Town-sized level logistics

Hi. Big Unreal fan. As a teen I’ve learned level design through UnrealEd 2.0. I’m a few weeks into UE4.

This topic has been covered before - I’ve read through old threads, so I’m not completely clueless. I’m looking for some reassurance, actually.

Trying to create a town sized one level that spans about 5 square km (3 sq miles), and I’m curious if the engine can handle the detail. It will have about 500 buildings, plus thousands of other props - fences, roads, trees, etc. LODs will reduce the buildings to about 500-1000 polys per object. I’m also going to cull the smaller objects based on distance.

I hope i can create the whole terrain out of multiple smaller bits and use meshes for things like river banks, cliffs or cobbled roads. I’ve managed to import the terrain from google maps for topo accuracy and will overlay the models on top of it.

Now if I continue like this will the final program have ok framerates on most computers?

Here’s a screenshot to give an idea of the scale.

you will get definetly in performance problems if the actors in youre map are over 10.000. so for the goal you have in mind you need a clever solution for level-streaming and i recommend to do a load/stress test for this BEFORE you go into the actual production. So throw in those tons of assets wildly and see how the performance will be.

So what you’ll want to do here is lay the buildings out how you want them, and then combine/collapse them down into 1 actor/mesh for a city block.

There are multiple ways to skin this cat.

For example, you can use LODs in several levels, where it’s not just “the same mesh but fewer polygons,” but you actually make multiple houses into a single mesh with a single material, to use at a distance. Even further away, you may be able to bake stand-ins, similar to cruciforms or boxes with the buildings painted on them.

It also depends on what your intended viewpoint is. A flight simulator has different requirements from a first person shooter. If you’re always at street level, doing a lot of work with visibility zones and occlusion will help a lot, whereas if you can climb to the roof (or fly,) that’s not going to help as much.

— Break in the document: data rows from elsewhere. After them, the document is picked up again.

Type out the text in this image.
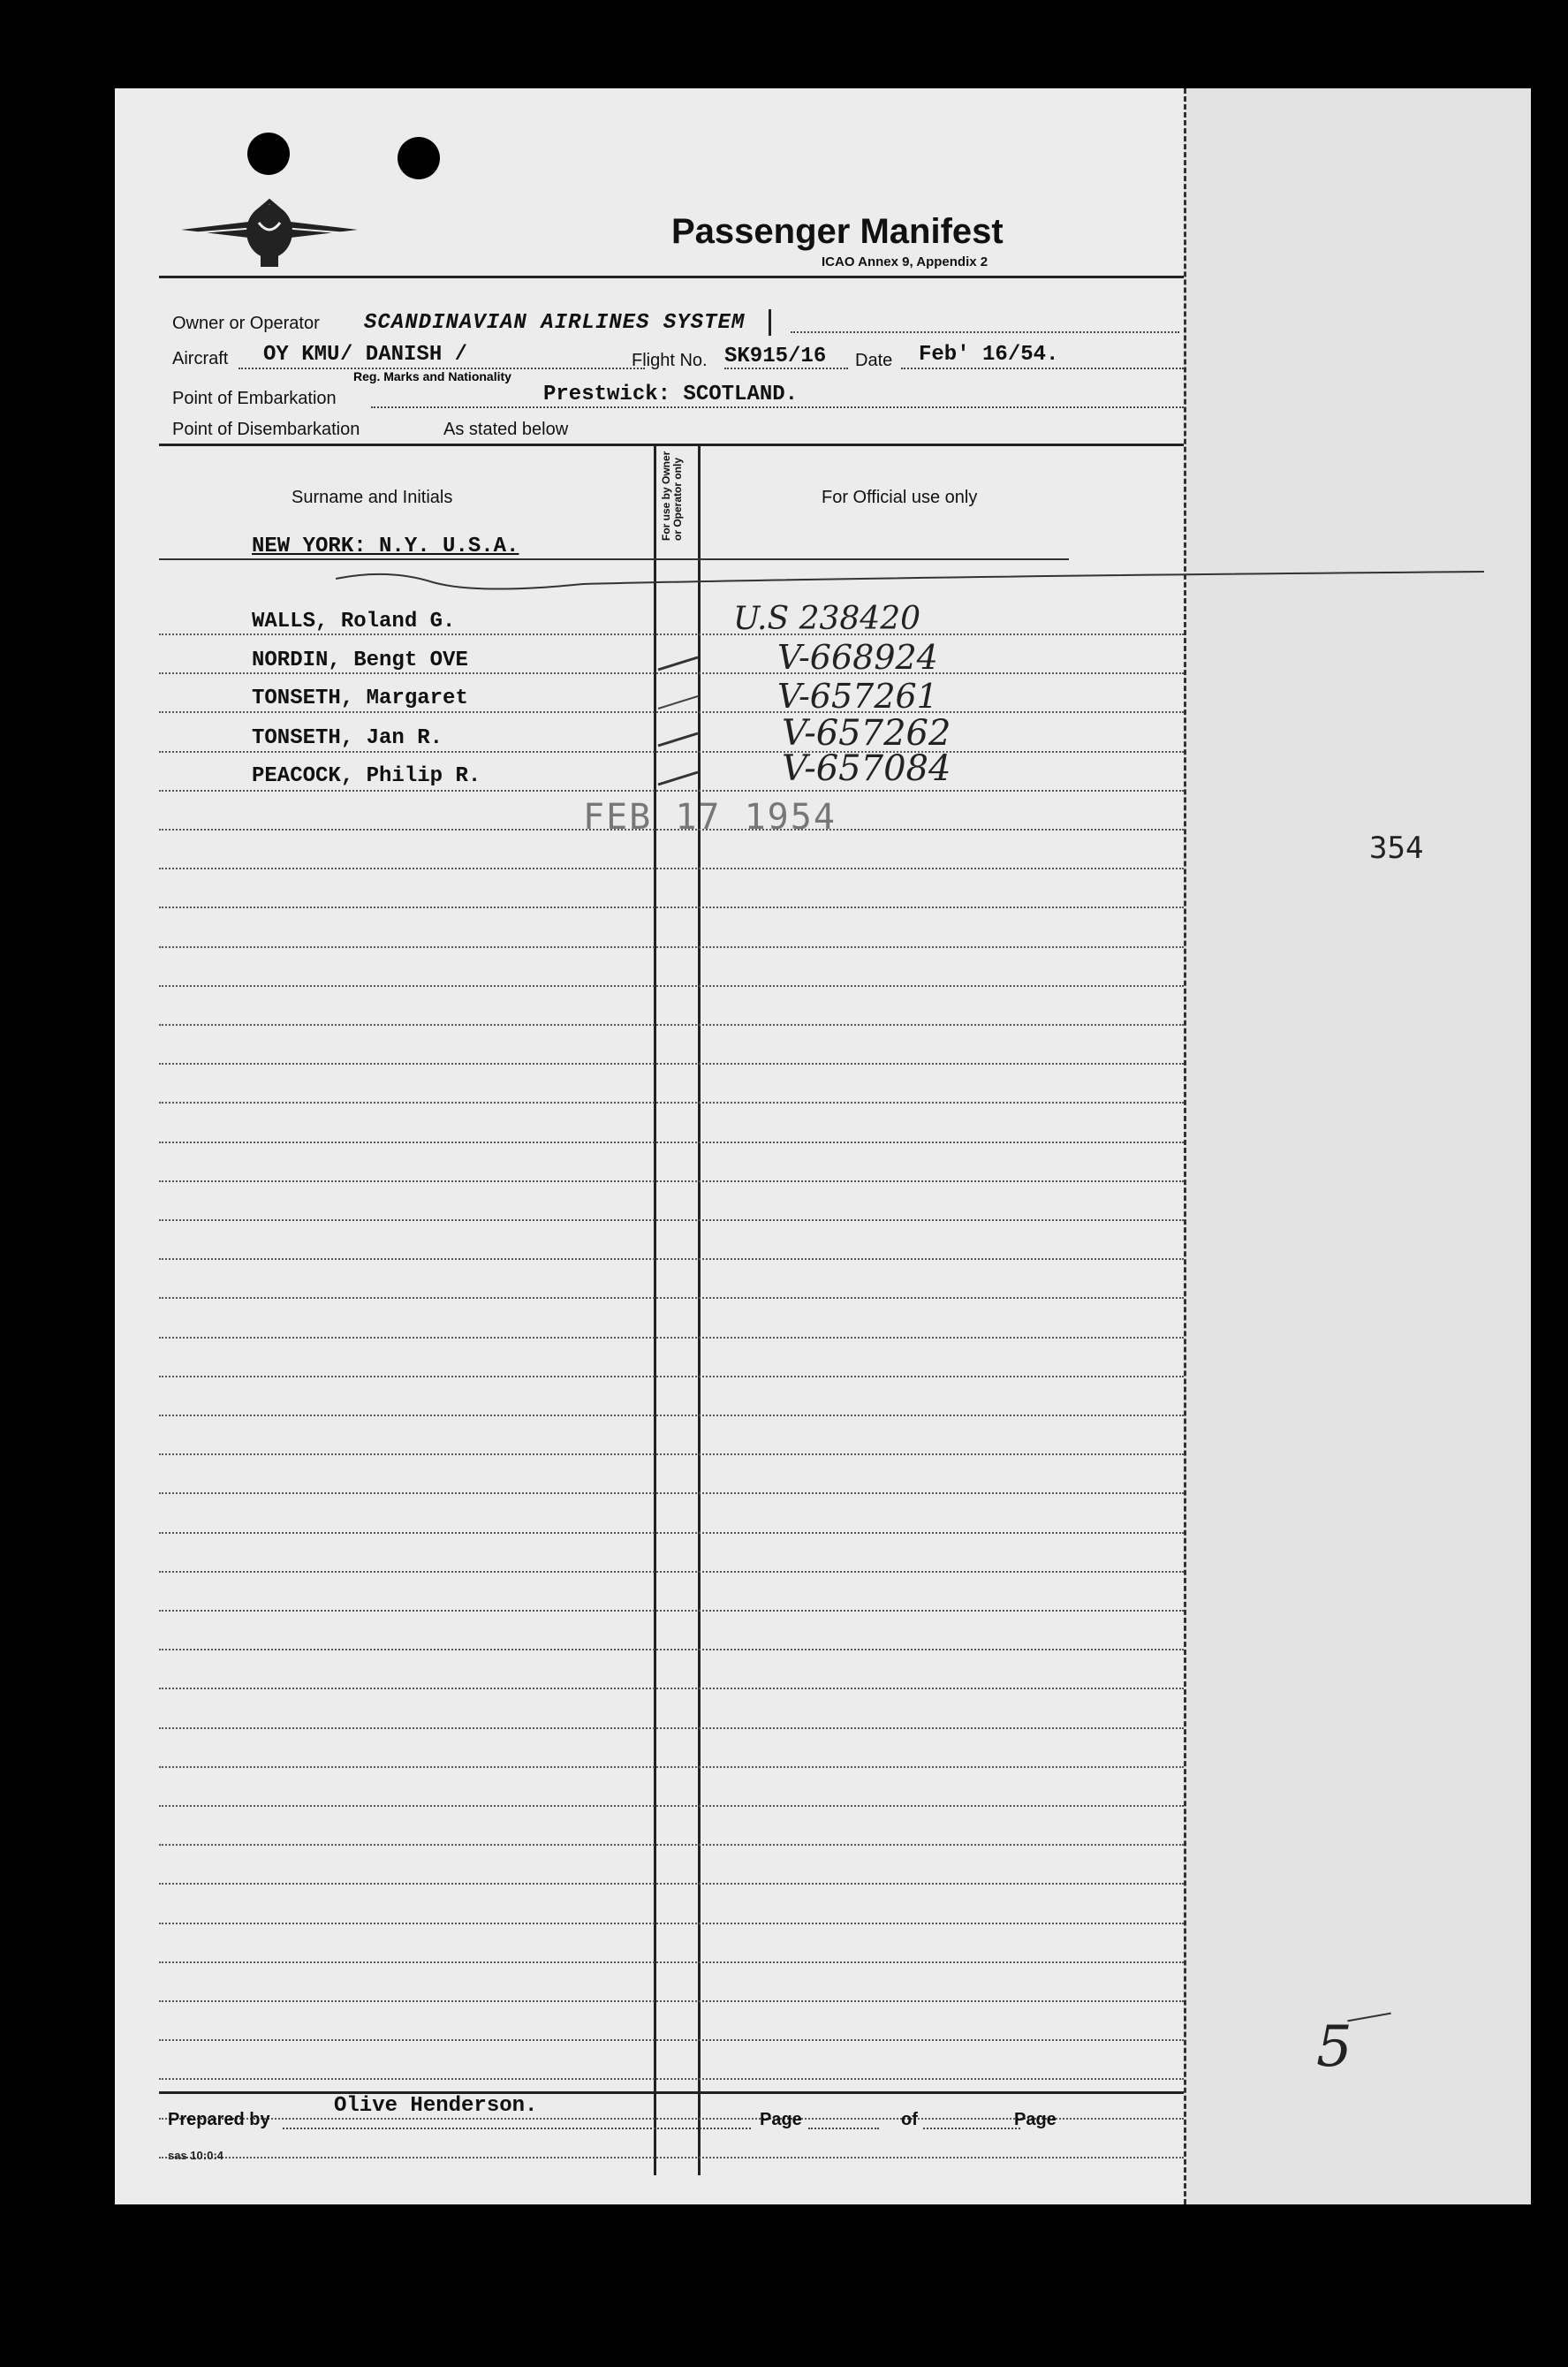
Passenger Manifest
ICAO Annex 9, Appendix 2
Owner or Operator SCANDINAVIAN AIRLINES SYSTEM
Aircraft OY KMU / DANISH /
Reg. Marks and Nationality
Flight No. SK915/16 Date Feb' 16/54.
Point of Embarkation	Prestwick: SCOTLAND.
Point of Disembarkation	As stated below
Surname and Initials	For use by Owner or Operator only	For Official use only
NEW YORK: N.Y. U.S.A.
WALLS, Roland G.	U.S 238420
NORDIN, Bengt OVE	V-668924
TONSETH, Margaret	V-657261
TONSETH, Jan R.	V-657262
PEACOCK, Philip R.	V-657084
FEB 17 1954
354
5
Prepared by
Olive Henderson.
Page	of	Page
sas 10:0:4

So, yes, the engine can realize a town like this, with good frame rates on a modern gaming computer. However, exactly how much work you have to do to get the engine to those frame rates, depends on your specific needs and use cases.

World composition + streaming, aggressive LODs (so push stuff to the lowest detail pretty fast as it goes away, don’t try to keep the higher LODs visible if they aren’t right up close) and careful tweaking will probably get you pretty far.

If you can figure out how to set it up, use the actor merging and LOD creation to make single-mesh LODs of your distant level chunks.